Friday, June 19, 2026

My Love of Chip: Samuel Delany

 

  While "Hard sci-fi" was about reliving the Second World War but with improved Nazis, faster and faster ships, and exploding, could be bigger explosions, technologies, Samuel Delany was writing moving beyond all that. He is talking about multi-generational travel between the stars and wars that killed centuries-old civilizations but lasted for only minutes. His discussion about the changes in language as well as grasping the the transference of how we talk about things from one generation to another, despite some very coherent talk about physics-bound science fiction conventions, was labeled "Soft Wave."
   I, as an avid science fiction reader reading, in my 6.1th Decade of age, have noticed a tendency for Hard Science Fiction to be blurts of the hip techno-babble proselytizing about the most ridiculous advancements in technology and militarism.
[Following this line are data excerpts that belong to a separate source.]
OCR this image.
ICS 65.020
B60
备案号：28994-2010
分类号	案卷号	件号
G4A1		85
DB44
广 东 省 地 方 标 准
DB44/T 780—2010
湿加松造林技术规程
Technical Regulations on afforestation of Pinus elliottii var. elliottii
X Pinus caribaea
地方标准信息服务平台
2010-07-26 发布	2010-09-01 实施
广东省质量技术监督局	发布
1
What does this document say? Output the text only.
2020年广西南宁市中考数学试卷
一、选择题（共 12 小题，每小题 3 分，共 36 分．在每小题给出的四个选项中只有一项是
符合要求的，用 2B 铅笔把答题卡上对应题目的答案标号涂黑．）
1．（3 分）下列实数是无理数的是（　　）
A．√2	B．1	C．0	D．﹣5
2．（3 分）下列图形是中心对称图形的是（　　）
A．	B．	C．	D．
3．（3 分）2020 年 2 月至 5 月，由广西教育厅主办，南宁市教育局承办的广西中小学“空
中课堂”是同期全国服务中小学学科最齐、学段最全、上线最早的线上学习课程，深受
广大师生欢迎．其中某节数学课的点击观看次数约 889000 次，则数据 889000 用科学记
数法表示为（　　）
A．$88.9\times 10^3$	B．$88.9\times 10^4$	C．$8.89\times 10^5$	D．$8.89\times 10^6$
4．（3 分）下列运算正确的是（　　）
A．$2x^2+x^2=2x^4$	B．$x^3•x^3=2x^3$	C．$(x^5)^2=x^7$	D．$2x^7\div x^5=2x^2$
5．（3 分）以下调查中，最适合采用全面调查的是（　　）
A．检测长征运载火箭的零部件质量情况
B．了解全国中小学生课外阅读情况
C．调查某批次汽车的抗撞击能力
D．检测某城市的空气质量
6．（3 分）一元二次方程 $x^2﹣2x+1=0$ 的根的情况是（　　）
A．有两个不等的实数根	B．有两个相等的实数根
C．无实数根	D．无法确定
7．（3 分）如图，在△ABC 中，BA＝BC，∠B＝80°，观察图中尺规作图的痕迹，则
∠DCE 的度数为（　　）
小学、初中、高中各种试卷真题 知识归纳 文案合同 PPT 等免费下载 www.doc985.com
Those prophesies have turned not only to be outdated by stuff like micro-chips and "social" networks within the span of four years since the works' publication. Meanwhile this author's, Delany, in case you forgot whom I was talking about, speculative fiction doesn't, at least to me, get stale. 
   First book, novella really, is Babel 17 . This is not out of any sort literary dominance. This was the first work that I read by the person. I'm not a literary scholar, I've just read a whole bunch of books. More than a fair share of those were paperbacks. This work introduced me, an already bilingual person, to the effects of language on those subscribing to Literacy Equals Language. I walked out of that dime-store book much wiser about the salesmanship that goes into the cultures around us.
   I went on to read about a billion books. While doing so, there was Delany's shorter works. His novels rocked me. The shorter works inspired me. Through all of those works, I learned about stuff like the speed of light, while more "Hard Core" sci-fi authors scrawled pages about more and better tanks, sex but with time travel, and "good" cultural warfare.
   While sci-fi booksellers will always have classifications, as a science fiction reader, I recommend not taking them at their word. Authors like Samuel Delany are standing proof of the fallacy of that.